The engines of state are in full gear this week, as the U.S. capital region prepares for the Inauguration of the 44th U.S. president, Barack Obama, as millions of Americans will leave their car engines off and take to the sidewalks and Metro stops for a place in history.
With tens of thousands clogging Congressional offices with e-mails and voice messages, hot on the pursuit for coveted tickets to next Tuesday’s Inauguration Ceremony, national and local governments have engaged in extensive planning to avoid logistical nightmares.
Both U.S. representatives of the Falls Church area have reported enormous interest in ticket
requests, which would earn the lucky spectator a seat or standing room in close proximity of the West view of the U.S. Capitol, the central stage for next Tuesday’s action.
The offices of 8th district U.S. Rep. Jim Moran and 11th district U.S. Rep Gerry Connolly said that ticket requests numbered in the tens of thousands, with Moran’s office reporting more than 17,000 ticket requests. “We’ve had more than 10,000 requests,” said George Burke, the Communications Director for Connolly’s D.C. office. “But there were only a couple hundred tickets.”
Connolly’s office distributed the select pool of tickets via a lottery that awarded two tickets per lottery winner, with a limit of one entry per 11th district household. In all, along with several tens of thousands of ticket-holders, Inauguration planners are expecting upwards of two to four million visitors.
With all Virginia-side bridges closed to cars after 2 a.m. Tuesday and heavy restrictions on all non-essential and non-mass transit traffic, millions of commuters will turn to the Metrorail and bus mass transit system, which include buses in Falls Church City and Fairfax County. “There has been talk of 20-mile back-ups along Route 66,” said Barbara Gordon, Communications Director for the City of Falls Church, reporting plans from the Virginia Department of Transportation, which has acted with regional transportation authorities to alleviate the expected stresses on the road system.
Falls Church’s GEORGE bus system, which operates between 6 a.m. and 7 p.m. within the City of Falls Church between the West and East Falls Church Metrorail stations, and the Fairfax Connector, which will provide enhanced widespread coverage across the county from 4 a.m. – midnight, will run at no cost to commuters on Tuesday. For a detailed schedule and list of free parking bus stops in Falls Church and Fairfax, visit the bus systems’ web sites, respectively at www.fallschurchva.gov/content/culturerecreation/faresandschedules.aspx and www.fairfaxconnector.com. Other Virginia area buses that stop at Metrorail stations will also be free on Inauguration Day.
Metrorail will begin operation at 4 a.m. on Tuesday, as well.

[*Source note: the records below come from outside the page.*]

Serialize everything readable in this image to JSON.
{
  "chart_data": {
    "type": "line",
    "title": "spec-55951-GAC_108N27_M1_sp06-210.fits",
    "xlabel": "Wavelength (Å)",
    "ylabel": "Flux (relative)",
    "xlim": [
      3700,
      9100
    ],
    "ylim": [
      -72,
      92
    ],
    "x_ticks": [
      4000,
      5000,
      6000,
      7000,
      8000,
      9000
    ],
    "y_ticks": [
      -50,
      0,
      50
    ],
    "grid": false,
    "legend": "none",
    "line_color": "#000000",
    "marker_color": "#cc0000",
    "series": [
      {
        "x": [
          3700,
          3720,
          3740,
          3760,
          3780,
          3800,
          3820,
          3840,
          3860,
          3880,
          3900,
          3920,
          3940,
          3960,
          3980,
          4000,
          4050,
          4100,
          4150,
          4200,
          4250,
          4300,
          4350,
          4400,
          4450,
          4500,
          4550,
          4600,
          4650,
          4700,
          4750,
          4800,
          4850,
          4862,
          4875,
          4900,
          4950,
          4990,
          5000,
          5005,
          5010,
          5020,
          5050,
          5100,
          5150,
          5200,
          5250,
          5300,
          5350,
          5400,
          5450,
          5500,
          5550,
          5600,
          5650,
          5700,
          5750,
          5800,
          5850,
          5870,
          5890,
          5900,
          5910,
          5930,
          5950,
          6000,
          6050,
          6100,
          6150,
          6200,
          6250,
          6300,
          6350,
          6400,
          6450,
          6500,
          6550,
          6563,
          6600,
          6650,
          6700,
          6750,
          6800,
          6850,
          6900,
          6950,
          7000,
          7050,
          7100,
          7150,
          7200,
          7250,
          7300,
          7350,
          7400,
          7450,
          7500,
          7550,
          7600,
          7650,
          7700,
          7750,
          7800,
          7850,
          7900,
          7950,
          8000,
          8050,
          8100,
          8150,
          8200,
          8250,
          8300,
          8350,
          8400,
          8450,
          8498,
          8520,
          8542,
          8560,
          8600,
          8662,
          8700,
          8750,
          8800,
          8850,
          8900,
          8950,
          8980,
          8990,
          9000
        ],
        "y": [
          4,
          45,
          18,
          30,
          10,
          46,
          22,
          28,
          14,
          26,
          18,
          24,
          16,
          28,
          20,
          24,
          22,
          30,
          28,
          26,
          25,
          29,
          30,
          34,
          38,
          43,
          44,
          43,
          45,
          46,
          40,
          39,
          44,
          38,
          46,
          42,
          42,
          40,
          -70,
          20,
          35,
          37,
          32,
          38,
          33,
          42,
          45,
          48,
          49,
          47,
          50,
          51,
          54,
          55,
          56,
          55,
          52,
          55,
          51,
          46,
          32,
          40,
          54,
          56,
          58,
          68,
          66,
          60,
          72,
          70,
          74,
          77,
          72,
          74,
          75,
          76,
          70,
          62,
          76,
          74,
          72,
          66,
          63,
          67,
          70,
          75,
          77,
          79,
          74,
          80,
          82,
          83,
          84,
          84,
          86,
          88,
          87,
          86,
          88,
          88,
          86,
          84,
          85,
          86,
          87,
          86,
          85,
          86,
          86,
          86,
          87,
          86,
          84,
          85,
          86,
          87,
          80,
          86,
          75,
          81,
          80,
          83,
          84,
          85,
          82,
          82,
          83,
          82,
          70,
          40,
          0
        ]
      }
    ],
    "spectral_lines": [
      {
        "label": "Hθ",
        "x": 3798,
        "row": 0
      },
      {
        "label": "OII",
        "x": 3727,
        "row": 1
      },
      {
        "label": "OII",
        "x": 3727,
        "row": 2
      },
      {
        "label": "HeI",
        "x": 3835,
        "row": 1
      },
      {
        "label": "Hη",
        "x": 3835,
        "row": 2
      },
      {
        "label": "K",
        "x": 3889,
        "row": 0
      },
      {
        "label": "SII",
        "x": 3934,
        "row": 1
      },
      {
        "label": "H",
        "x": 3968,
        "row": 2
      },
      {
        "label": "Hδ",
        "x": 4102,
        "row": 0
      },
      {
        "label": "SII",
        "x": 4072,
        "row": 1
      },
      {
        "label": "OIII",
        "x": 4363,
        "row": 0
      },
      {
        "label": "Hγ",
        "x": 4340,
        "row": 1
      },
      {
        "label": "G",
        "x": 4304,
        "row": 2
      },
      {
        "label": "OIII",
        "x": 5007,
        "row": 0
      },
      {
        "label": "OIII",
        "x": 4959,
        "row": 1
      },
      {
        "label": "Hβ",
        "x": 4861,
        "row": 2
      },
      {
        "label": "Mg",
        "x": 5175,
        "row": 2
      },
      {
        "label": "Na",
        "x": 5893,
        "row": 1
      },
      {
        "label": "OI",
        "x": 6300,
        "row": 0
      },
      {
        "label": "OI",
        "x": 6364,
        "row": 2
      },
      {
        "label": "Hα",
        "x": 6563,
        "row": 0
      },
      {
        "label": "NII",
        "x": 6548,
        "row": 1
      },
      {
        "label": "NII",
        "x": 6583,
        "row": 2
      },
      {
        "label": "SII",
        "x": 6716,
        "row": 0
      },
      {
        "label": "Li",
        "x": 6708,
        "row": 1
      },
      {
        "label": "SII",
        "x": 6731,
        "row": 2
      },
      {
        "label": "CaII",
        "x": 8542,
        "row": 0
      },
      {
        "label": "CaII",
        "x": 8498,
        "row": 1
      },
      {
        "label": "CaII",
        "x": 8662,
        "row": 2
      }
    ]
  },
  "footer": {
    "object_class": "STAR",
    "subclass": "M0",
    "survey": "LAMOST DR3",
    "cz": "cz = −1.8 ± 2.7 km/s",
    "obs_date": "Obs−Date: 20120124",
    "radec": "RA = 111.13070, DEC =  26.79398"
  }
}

The Washington Area Bicyclist Association has organized free valet parking at two locations in D.C. for incoming bicyclists. “In addition to making it easier for people to travel by bike on that day, we hope that bike valets will demonstrate the important role biking plays in our transportation system as a new Congress and president take office,” said Caron Whitaker, Campaign Director of America Bikes, in a statement to the press. For more information, travelers can visit WABA online at www.waba.org.
There are many Inaugural balls and parties that begin on Saturday, but for Falls Church denizens who can’t or won’t brave the multitude, and who don’t have plans to don the black-tie or fancy threads for an official Ball, the State Theatre is furnishing two alternatives closer to home. The State Theatre kicks off the Inaugural week at 7:30 p.m. Sunday, Jan. 18, with a Grassroots Gala and Fund Raiser for the Arlington Food Assistance Center, at a much lower cost than downtown district galas – $50 to enter, and a donation of non-perishable groceries is encouraged, too. The gala will feature live music with Nobody’s business and food and drink.
At 8:30 p.m. Tuesday, Jan. 20, the big day itself, the music venue welcomes all to “an Inauguration Bash” with live music provided by musical-virtuosos Donna the Buffalo and The Bridge. The twilight fest is providing live footage from the Inaugural celebrations within D.C. Both State Theatre events are for ages 18 and up.
Wherever the throng of Inauguration partygoers make it, Burke encouraged the journey. “People want to participate in this unprecedented moment,” he said. “It’s going to be a mob scene, as most of the tickets, all but a few of which are seated, are standing room.”
Even so, Burke said, the National Mall, which has been off limits during previous Inaugurations to store parade floats, will be open for the first time to millions of non-ticket holders. “People in the ticketed standing room are going to be cheek to cheek corralled in there. There will be more mobility in the Mall,” Burke added, saying, too, that Mall spectators will have the luxury of six Jumbotron screens to witness the action better than some with tickets.
“People do need to realize, if they want to go to Inauguration,” Burke said, “they should make an effort.” Parties of this nature, and the madhouse traffic woes, won’t be around these parts for at least another four years.